A review by lgpiper
Little Green by Walter Mosley

3.0

Apparently after Blonde Faith(6 years ago), Easy Rawlins didn't die after all. Here's the sequel. There's also one after this, Rose Gold, but the library isn't carrying that one yet.

Anyway, Easy Rawlins gets involved with finding and then protecting a young man who got implicated in the theft of a boat load of drug money. He had become involved inadvertantly because he met a hippy who kissed him and passed over a tab of acid from her tongue. It's rather convoluted. Interesting description of hippy life in those days, I guess. Actually, the book takes place in 1967, and I wasn't really aware of hippies myself until 1968. Perhaps they took a bit of time to get from California to Boston.

Interesting that while I was reading this, the police in Ferguson, MO shot and killed a young, unarmed black man for no apparent reason other than that he was black, which in their eyes made him suspicious. It seems that the attitudes of 1960s cops and those of today haven't changed all that much.

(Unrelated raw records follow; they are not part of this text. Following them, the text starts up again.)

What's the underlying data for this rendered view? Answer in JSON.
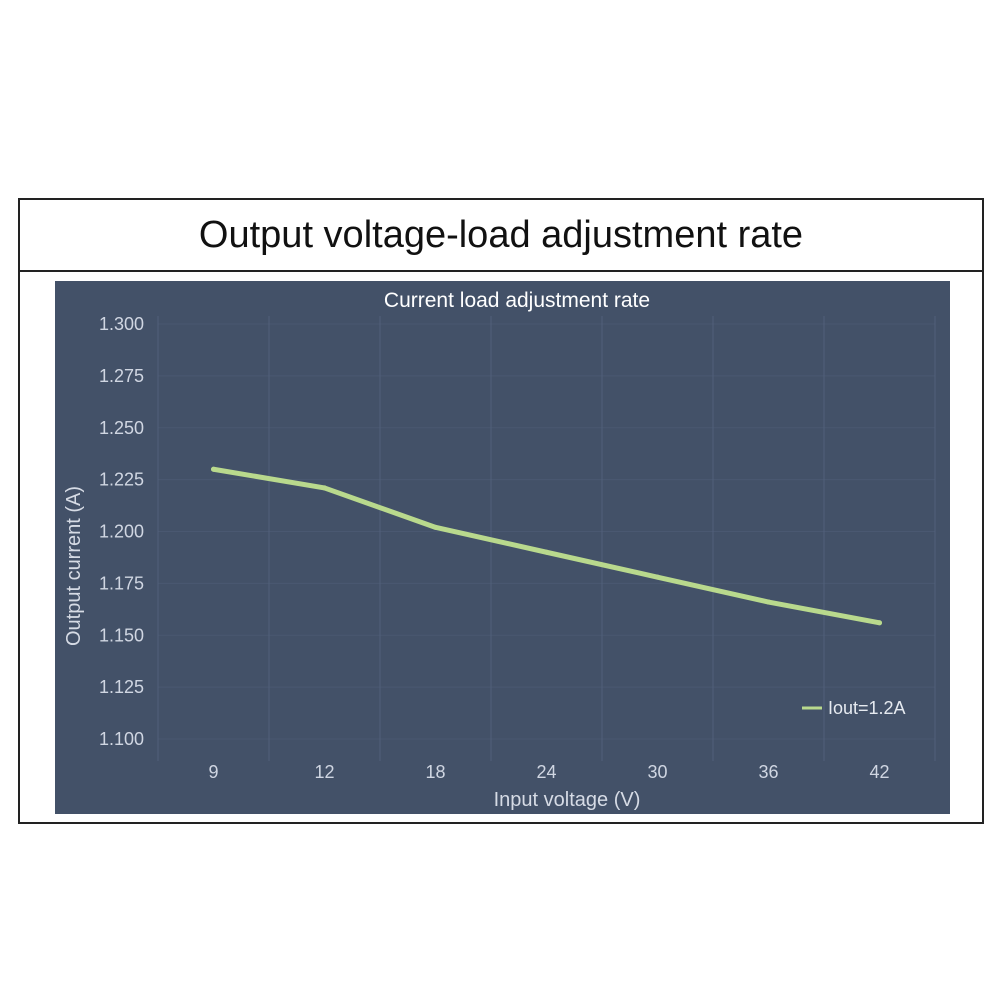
{
  "banner_title": "Output voltage-load adjustment rate",
  "colors": {
    "panel": "#435168",
    "grid": "#51607a",
    "line": "#b9d98d",
    "text": "#d0d6e2"
  },
  "chart_data": {
    "type": "line",
    "title": "Current load adjustment rate",
    "xlabel": "Input voltage (V)",
    "ylabel": "Output current (A)",
    "x": [
      9,
      12,
      18,
      24,
      30,
      36,
      42
    ],
    "x_tick_labels": [
      "9",
      "12",
      "18",
      "24",
      "30",
      "36",
      "42"
    ],
    "y_ticks": [
      1.1,
      1.125,
      1.15,
      1.175,
      1.2,
      1.225,
      1.25,
      1.275,
      1.3
    ],
    "y_tick_labels": [
      "1.100",
      "1.125",
      "1.150",
      "1.175",
      "1.200",
      "1.225",
      "1.250",
      "1.275",
      "1.300"
    ],
    "ylim": [
      1.1,
      1.3
    ],
    "grid": true,
    "legend_position": "bottom-right",
    "series": [
      {
        "name": "Iout=1.2A",
        "values": [
          1.23,
          1.221,
          1.202,
          1.19,
          1.178,
          1.166,
          1.156
        ]
      }
    ]
  }
}
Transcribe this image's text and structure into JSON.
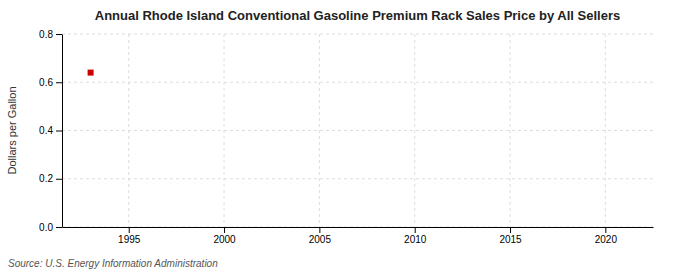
{
  "chart_data": {
    "type": "scatter",
    "title": "Annual Rhode Island Conventional Gasoline Premium Rack Sales Price by All Sellers",
    "ylabel": "Dollars per Gallon",
    "annotations": [
      "Source: U.S. Energy Information Administration"
    ],
    "x": [
      1993
    ],
    "values": [
      0.64
    ],
    "color": "#cc0000",
    "marker": "square",
    "xlim": [
      1991.5,
      2022.5
    ],
    "xticks": [
      1995,
      2000,
      2005,
      2010,
      2015,
      2020
    ],
    "ylim": [
      0.0,
      0.8
    ],
    "yticks": [
      {
        "value": 0.0,
        "label": "0.0"
      },
      0.2,
      0.4,
      0.6,
      0.8
    ],
    "grid": true
  }
}
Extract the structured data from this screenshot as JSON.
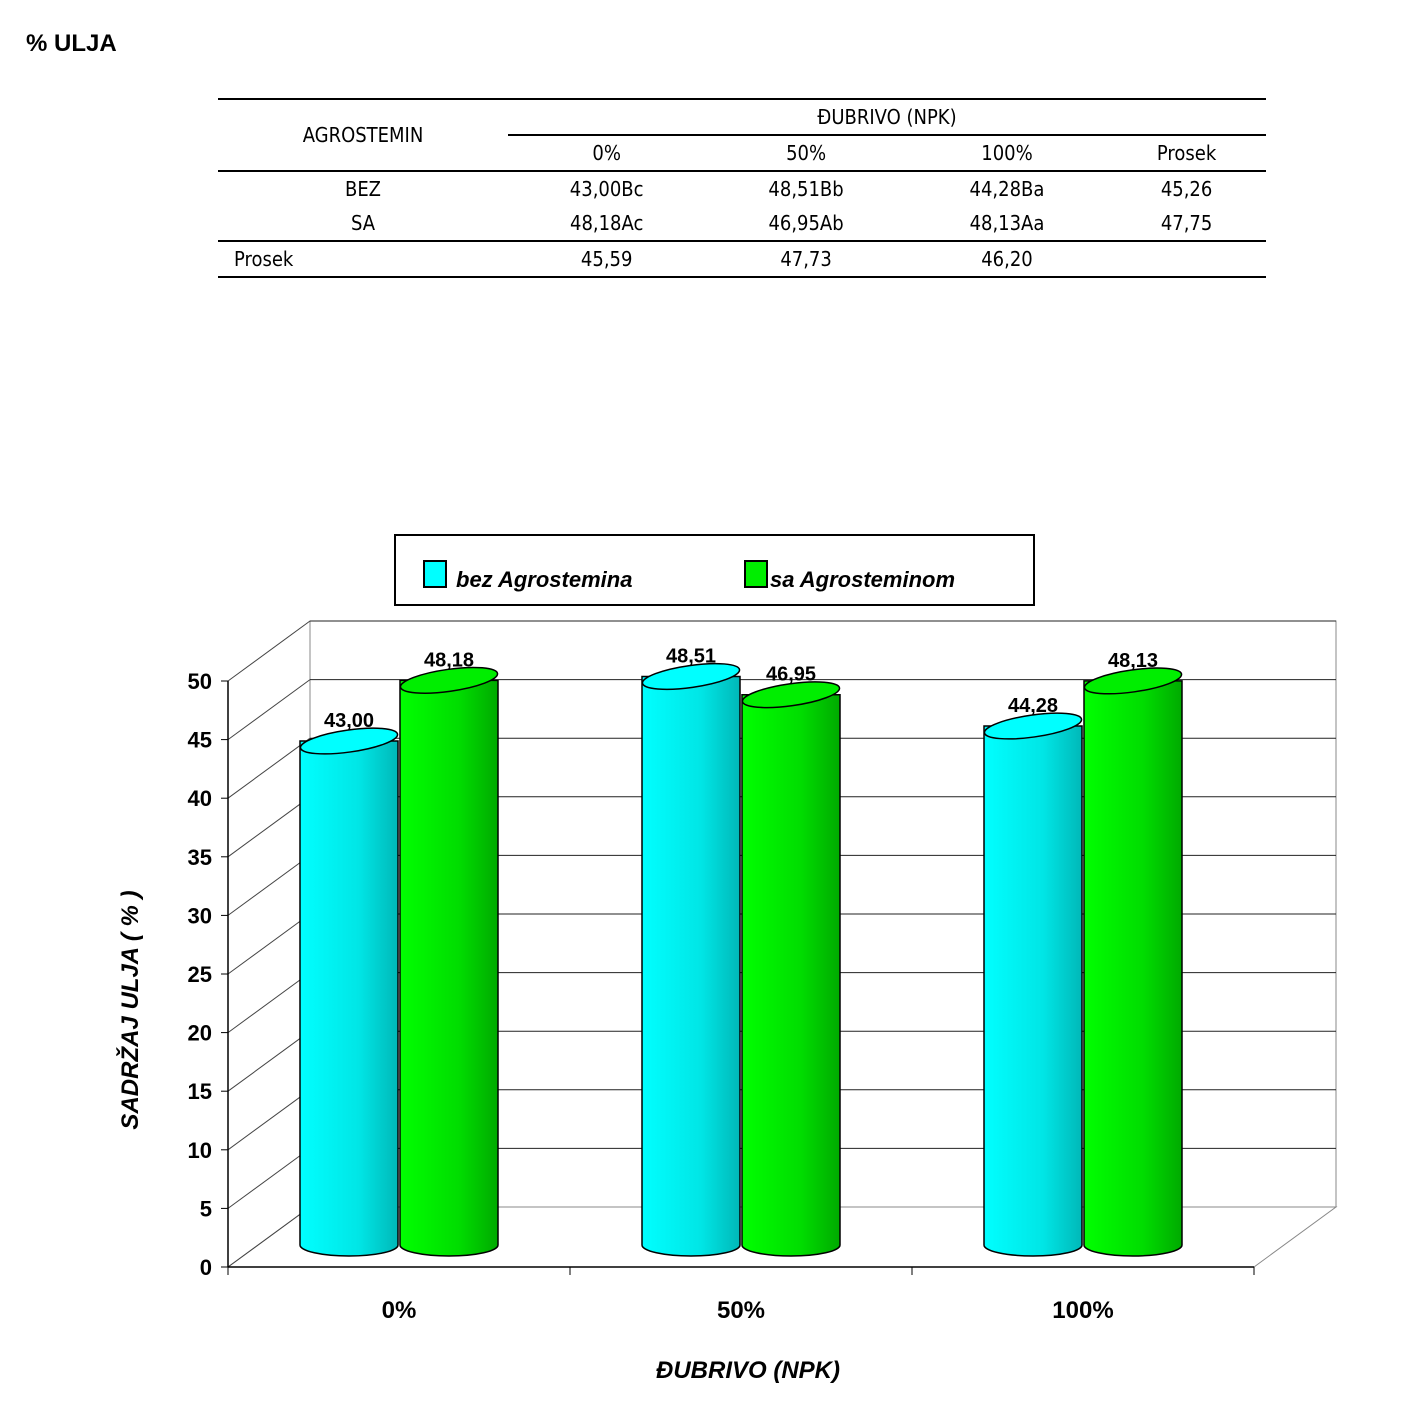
{
  "title": "% ULJA",
  "table": {
    "row_header": "AGROSTEMIN",
    "group_header": "ĐUBRIVO (NPK)",
    "columns": [
      "0%",
      "50%",
      "100%",
      "Prosek"
    ],
    "rows": [
      {
        "label": "BEZ",
        "cells": [
          "43,00Bc",
          "48,51Bb",
          "44,28Ba",
          "45,26"
        ]
      },
      {
        "label": "SA",
        "cells": [
          "48,18Ac",
          "46,95Ab",
          "48,13Aa",
          "47,75"
        ]
      }
    ],
    "footer": {
      "label": "Prosek",
      "cells": [
        "45,59",
        "47,73",
        "46,20"
      ]
    }
  },
  "chart_data": {
    "type": "bar",
    "style": "3d-cylinder",
    "categories": [
      "0%",
      "50%",
      "100%"
    ],
    "series": [
      {
        "name": "bez Agrostemina",
        "color": "#00ffff",
        "values": [
          43.0,
          48.51,
          44.28
        ],
        "labels": [
          "43,00",
          "48,51",
          "44,28"
        ]
      },
      {
        "name": "sa Agrosteminom",
        "color": "#00ee00",
        "values": [
          48.18,
          46.95,
          48.13
        ],
        "labels": [
          "48,18",
          "46,95",
          "48,13"
        ]
      }
    ],
    "xlabel": "ĐUBRIVO (NPK)",
    "ylabel": "SADRŽAJ ULJA  ( % )",
    "ylim": [
      0,
      50
    ],
    "yticks": [
      0,
      5,
      10,
      15,
      20,
      25,
      30,
      35,
      40,
      45,
      50
    ],
    "grid": true,
    "legend": "top"
  }
}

To be young and black in America still makes one a suspicious character. One of the reasons I've taken to reading Mosley is because he tells me what it's like to be black in America. There's quite a lot about which those of us ensconced in our white suburbs have no clue. It's sad really, because it means we make bad choices regarding public policy. We believe things that aren't true, and then "fix" the problems of our fantasies, rather than those of actual realities. We'd be in a better place in America if the congress critters spent more time reading Mosley than they apparently do in reading the sophomoric diatribes of Ayn Rand.